The bell goes and I am one of the first out of my seat. As I pass the rows and rows of pupils, they all seem to look up at me. I see myself configured in their eyes: the guy who always buries himself at the very back of every class, who never speaks, always sits alone in one of the outdoor stairwells during break, hunched over a book. The guy who doesn’t know how to talk to people, who shakes his head when picked on in class, who is absent whenever there is some kind of presentation to do. Over the years they have learned just to let me be. When I first arrived here, there was plenty of ribbing, plenty of pushing around, but eventually they grew bored. Occasionally a new pupil has tried to strike up a conversation. And I’ve tried, I really have. But when you can only come up with one-word answers, when your voice fails you altogether, what more can you do? What more can they? The girls are the worst, especially these days. They try harder, are more tenacious. Some even ask me why I never speak – as if I can answer that. They flirt, try and get me to smile. They mean well, but what they don’t understand is that their mere presence makes me want to die.

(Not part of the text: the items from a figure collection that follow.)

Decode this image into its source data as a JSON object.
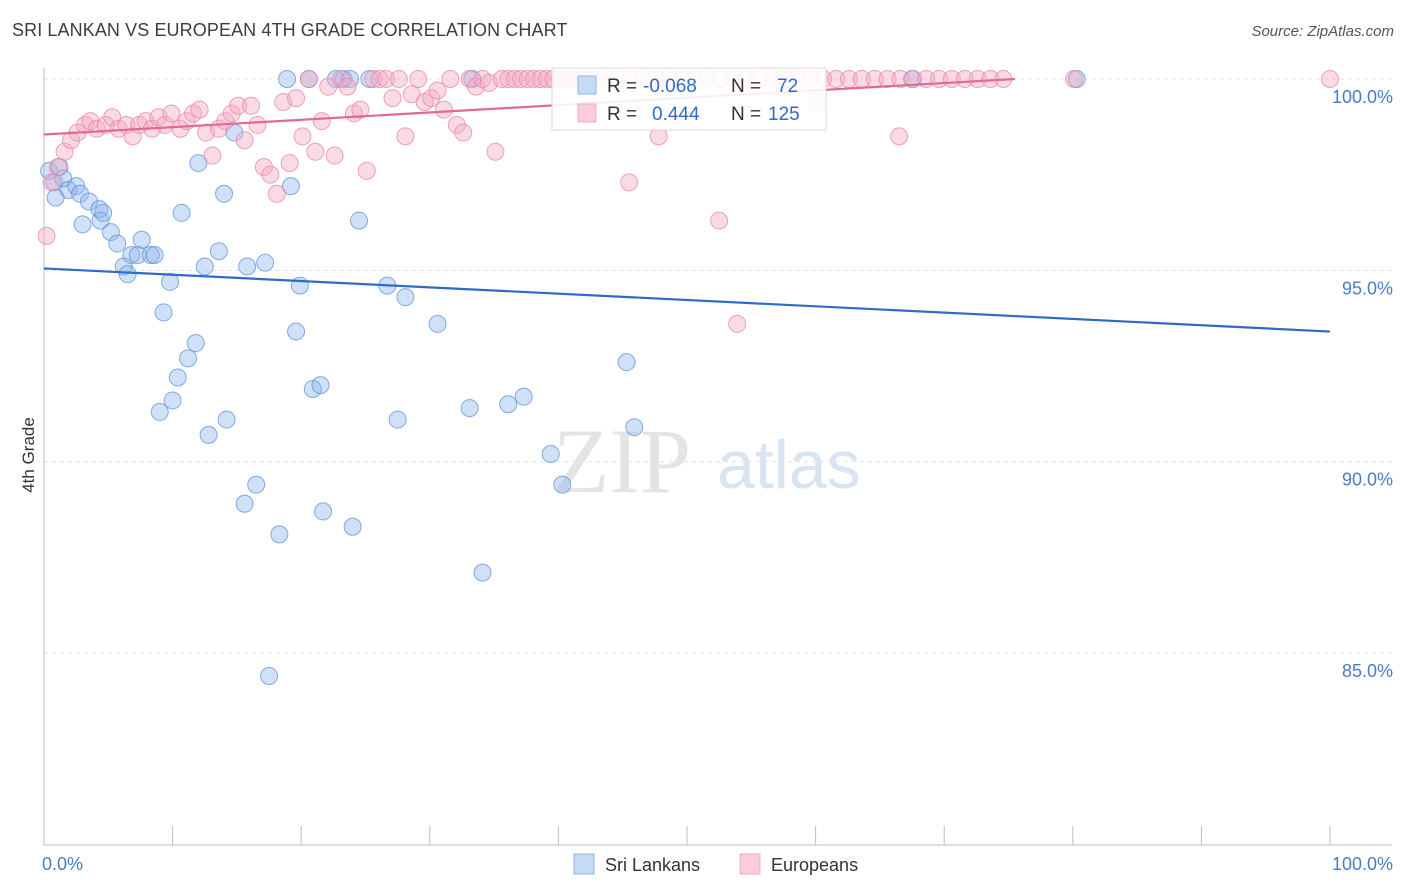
{
  "title": "SRI LANKAN VS EUROPEAN 4TH GRADE CORRELATION CHART",
  "source": "Source: ZipAtlas.com",
  "watermark": {
    "zip": "ZIP",
    "atlas": "atlas"
  },
  "chart_data": {
    "type": "scatter",
    "title": "SRI LANKAN VS EUROPEAN 4TH GRADE CORRELATION CHART",
    "xlabel": "",
    "ylabel": "4th Grade",
    "xlim": [
      0,
      100
    ],
    "ylim": [
      80.5,
      100.8
    ],
    "x_tick_labels": [
      {
        "value": 0,
        "label": "0.0%"
      },
      {
        "value": 100,
        "label": "100.0%"
      }
    ],
    "x_minor_ticks": [
      0,
      10,
      20,
      30,
      40,
      50,
      60,
      70,
      80,
      90,
      100
    ],
    "y_ticks": [
      {
        "value": 100,
        "label": "100.0%"
      },
      {
        "value": 95,
        "label": "95.0%"
      },
      {
        "value": 90,
        "label": "90.0%"
      },
      {
        "value": 85,
        "label": "85.0%"
      }
    ],
    "legend": {
      "placement": "top-center",
      "rows": [
        {
          "r_label": "R =",
          "r_value": "-0.068",
          "n_label": "N =",
          "n_value": "72",
          "color": "#8fb6ea"
        },
        {
          "r_label": "R =",
          "r_value": "0.444",
          "n_label": "N =",
          "n_value": "125",
          "color": "#f4a9c0"
        }
      ]
    },
    "series": [
      {
        "name": "Sri Lankans",
        "color": "#8fb6ea",
        "stroke": "#5e93d8",
        "trendline": {
          "x": [
            0,
            100
          ],
          "y": [
            95.05,
            93.4
          ],
          "color": "#2f6ac8"
        },
        "points": [
          [
            0.4,
            97.6
          ],
          [
            0.8,
            97.3
          ],
          [
            1.2,
            97.7
          ],
          [
            1.5,
            97.4
          ],
          [
            1.9,
            97.1
          ],
          [
            2.5,
            97.2
          ],
          [
            2.8,
            97.0
          ],
          [
            3.5,
            96.8
          ],
          [
            4.3,
            96.6
          ],
          [
            4.4,
            96.3
          ],
          [
            4.6,
            96.5
          ],
          [
            5.2,
            96.0
          ],
          [
            5.7,
            95.7
          ],
          [
            6.2,
            95.1
          ],
          [
            6.5,
            94.9
          ],
          [
            6.8,
            95.4
          ],
          [
            7.3,
            95.4
          ],
          [
            7.6,
            95.8
          ],
          [
            8.3,
            95.4
          ],
          [
            8.6,
            95.4
          ],
          [
            9.3,
            93.9
          ],
          [
            9.8,
            94.7
          ],
          [
            10.4,
            92.2
          ],
          [
            10.7,
            96.5
          ],
          [
            11.2,
            92.7
          ],
          [
            11.8,
            93.1
          ],
          [
            12.0,
            97.8
          ],
          [
            12.5,
            95.1
          ],
          [
            12.8,
            90.7
          ],
          [
            13.6,
            95.5
          ],
          [
            14.2,
            91.1
          ],
          [
            14.8,
            98.6
          ],
          [
            15.6,
            88.9
          ],
          [
            15.8,
            95.1
          ],
          [
            16.5,
            89.4
          ],
          [
            17.2,
            95.2
          ],
          [
            17.5,
            84.4
          ],
          [
            18.3,
            88.1
          ],
          [
            18.9,
            100.0
          ],
          [
            19.2,
            97.2
          ],
          [
            19.6,
            93.4
          ],
          [
            19.9,
            94.6
          ],
          [
            20.6,
            100.0
          ],
          [
            20.9,
            91.9
          ],
          [
            21.5,
            92.0
          ],
          [
            21.7,
            88.7
          ],
          [
            22.7,
            100.0
          ],
          [
            23.3,
            100.0
          ],
          [
            23.8,
            100.0
          ],
          [
            24.0,
            88.3
          ],
          [
            24.5,
            96.3
          ],
          [
            25.3,
            100.0
          ],
          [
            26.7,
            94.6
          ],
          [
            27.5,
            91.1
          ],
          [
            28.1,
            94.3
          ],
          [
            30.6,
            93.6
          ],
          [
            33.1,
            91.4
          ],
          [
            33.3,
            100.0
          ],
          [
            34.1,
            87.1
          ],
          [
            36.1,
            91.5
          ],
          [
            37.3,
            91.7
          ],
          [
            39.4,
            90.2
          ],
          [
            40.3,
            89.4
          ],
          [
            45.3,
            92.6
          ],
          [
            45.9,
            90.9
          ],
          [
            67.5,
            100.0
          ],
          [
            80.3,
            100.0
          ],
          [
            9.0,
            91.3
          ],
          [
            10.0,
            91.6
          ],
          [
            14.0,
            97.0
          ],
          [
            0.9,
            96.9
          ],
          [
            3.0,
            96.2
          ]
        ]
      },
      {
        "name": "Europeans",
        "color": "#f4a9c0",
        "stroke": "#e985a6",
        "trendline": {
          "x": [
            0,
            75.5
          ],
          "y": [
            98.55,
            100.0
          ],
          "color": "#e2698f"
        },
        "points": [
          [
            0.2,
            95.9
          ],
          [
            0.6,
            97.3
          ],
          [
            1.1,
            97.7
          ],
          [
            1.6,
            98.1
          ],
          [
            2.1,
            98.4
          ],
          [
            2.6,
            98.6
          ],
          [
            3.2,
            98.8
          ],
          [
            3.6,
            98.9
          ],
          [
            4.1,
            98.7
          ],
          [
            4.8,
            98.8
          ],
          [
            5.3,
            99.0
          ],
          [
            5.8,
            98.7
          ],
          [
            6.4,
            98.8
          ],
          [
            6.9,
            98.5
          ],
          [
            7.4,
            98.8
          ],
          [
            7.9,
            98.9
          ],
          [
            8.4,
            98.7
          ],
          [
            8.9,
            99.0
          ],
          [
            9.4,
            98.8
          ],
          [
            9.9,
            99.1
          ],
          [
            10.6,
            98.7
          ],
          [
            11.1,
            98.9
          ],
          [
            11.6,
            99.1
          ],
          [
            12.1,
            99.2
          ],
          [
            12.6,
            98.6
          ],
          [
            13.1,
            98.0
          ],
          [
            13.6,
            98.7
          ],
          [
            14.1,
            98.9
          ],
          [
            14.6,
            99.1
          ],
          [
            15.1,
            99.3
          ],
          [
            15.6,
            98.4
          ],
          [
            16.1,
            99.3
          ],
          [
            16.6,
            98.8
          ],
          [
            17.1,
            97.7
          ],
          [
            17.6,
            97.5
          ],
          [
            18.1,
            97.0
          ],
          [
            18.6,
            99.4
          ],
          [
            19.1,
            97.8
          ],
          [
            19.6,
            99.5
          ],
          [
            20.1,
            98.5
          ],
          [
            20.6,
            100.0
          ],
          [
            21.1,
            98.1
          ],
          [
            21.6,
            98.9
          ],
          [
            22.1,
            99.8
          ],
          [
            22.6,
            98.0
          ],
          [
            23.1,
            100.0
          ],
          [
            23.6,
            99.8
          ],
          [
            24.1,
            99.1
          ],
          [
            24.6,
            99.2
          ],
          [
            25.1,
            97.6
          ],
          [
            25.6,
            100.0
          ],
          [
            26.1,
            100.0
          ],
          [
            26.6,
            100.0
          ],
          [
            27.1,
            99.5
          ],
          [
            27.6,
            100.0
          ],
          [
            28.1,
            98.5
          ],
          [
            28.6,
            99.6
          ],
          [
            29.1,
            100.0
          ],
          [
            29.6,
            99.4
          ],
          [
            30.1,
            99.5
          ],
          [
            30.6,
            99.7
          ],
          [
            31.1,
            99.2
          ],
          [
            31.6,
            100.0
          ],
          [
            32.1,
            98.8
          ],
          [
            32.6,
            98.6
          ],
          [
            33.1,
            100.0
          ],
          [
            33.6,
            99.8
          ],
          [
            34.1,
            100.0
          ],
          [
            34.6,
            99.9
          ],
          [
            35.1,
            98.1
          ],
          [
            35.6,
            100.0
          ],
          [
            36.1,
            100.0
          ],
          [
            36.6,
            100.0
          ],
          [
            37.1,
            100.0
          ],
          [
            37.6,
            100.0
          ],
          [
            38.1,
            100.0
          ],
          [
            38.6,
            100.0
          ],
          [
            39.1,
            100.0
          ],
          [
            39.6,
            100.0
          ],
          [
            40.1,
            100.0
          ],
          [
            40.6,
            100.0
          ],
          [
            41.1,
            100.0
          ],
          [
            41.6,
            100.0
          ],
          [
            42.1,
            100.0
          ],
          [
            42.6,
            100.0
          ],
          [
            43.6,
            100.0
          ],
          [
            44.6,
            100.0
          ],
          [
            45.6,
            100.0
          ],
          [
            46.6,
            100.0
          ],
          [
            47.6,
            100.0
          ],
          [
            48.6,
            100.0
          ],
          [
            49.6,
            100.0
          ],
          [
            50.6,
            100.0
          ],
          [
            51.6,
            100.0
          ],
          [
            52.6,
            100.0
          ],
          [
            53.6,
            100.0
          ],
          [
            54.6,
            100.0
          ],
          [
            55.6,
            100.0
          ],
          [
            56.6,
            100.0
          ],
          [
            57.6,
            100.0
          ],
          [
            58.6,
            100.0
          ],
          [
            59.6,
            100.0
          ],
          [
            60.6,
            100.0
          ],
          [
            61.6,
            100.0
          ],
          [
            62.6,
            100.0
          ],
          [
            63.6,
            100.0
          ],
          [
            64.6,
            100.0
          ],
          [
            65.6,
            100.0
          ],
          [
            66.6,
            100.0
          ],
          [
            67.6,
            100.0
          ],
          [
            68.6,
            100.0
          ],
          [
            69.6,
            100.0
          ],
          [
            70.6,
            100.0
          ],
          [
            71.6,
            100.0
          ],
          [
            72.6,
            100.0
          ],
          [
            73.6,
            100.0
          ],
          [
            74.6,
            100.0
          ],
          [
            45.5,
            97.3
          ],
          [
            47.8,
            98.5
          ],
          [
            52.5,
            96.3
          ],
          [
            53.9,
            93.6
          ],
          [
            60.1,
            99.4
          ],
          [
            66.5,
            98.5
          ],
          [
            80.1,
            100.0
          ],
          [
            100.0,
            100.0
          ]
        ]
      }
    ]
  }
}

But today, mercifully, I am left alone. I speak to no one for the whole morning. I catch sight of Maya across the lunch hall, and she glances at the usual girl gabbing away at her side and then rolls her eyes. I smile. As I fork my way through mouthfuls of watery shepherd’s pie, I watch her pretend to listen to her friend, Francie, but she keeps glancing over at me, pulling faces to crack me up. Her white school shirt, several sizes too big, hangs over her grey skirt, several inches too short. She is wearing her white PE lace-ups because she has misplaced her school shoes. She is without socks, and a large plaster, surrounded by a multitude of bruises, covers a scraped knee. Her auburn hair reaches her waist, long and straight like Willa’s. Freckles smatter her cheekbones, accentuating the natural pallor of her skin. Even when she is serious, her deep blue eyes always hold a glimmer that suggests she is about to smile. Over the last year she has turned from pretty to beautiful in an unusual, delicate, unnerving way. Boys chat her up endlessly – alarmingly.
After lunch I take my class copy of Romeo and Juliet, which I actually read years ago, and ensconce myself on the fourth step down of the north stairwell outside the science block, the one least frequently used. This is how my wasted hours accumulate, much like my loneliness. I keep my book open in case anyone approaches, but I’m not really in the mood to read it again. Instead, from my concrete post, I watch a plane trace a white slash across the deep blue of the sky. I look at the tiny aircraft, shrunk down by distance, and marvel at the vast expanse between all those people on that huge crowded plane, and me.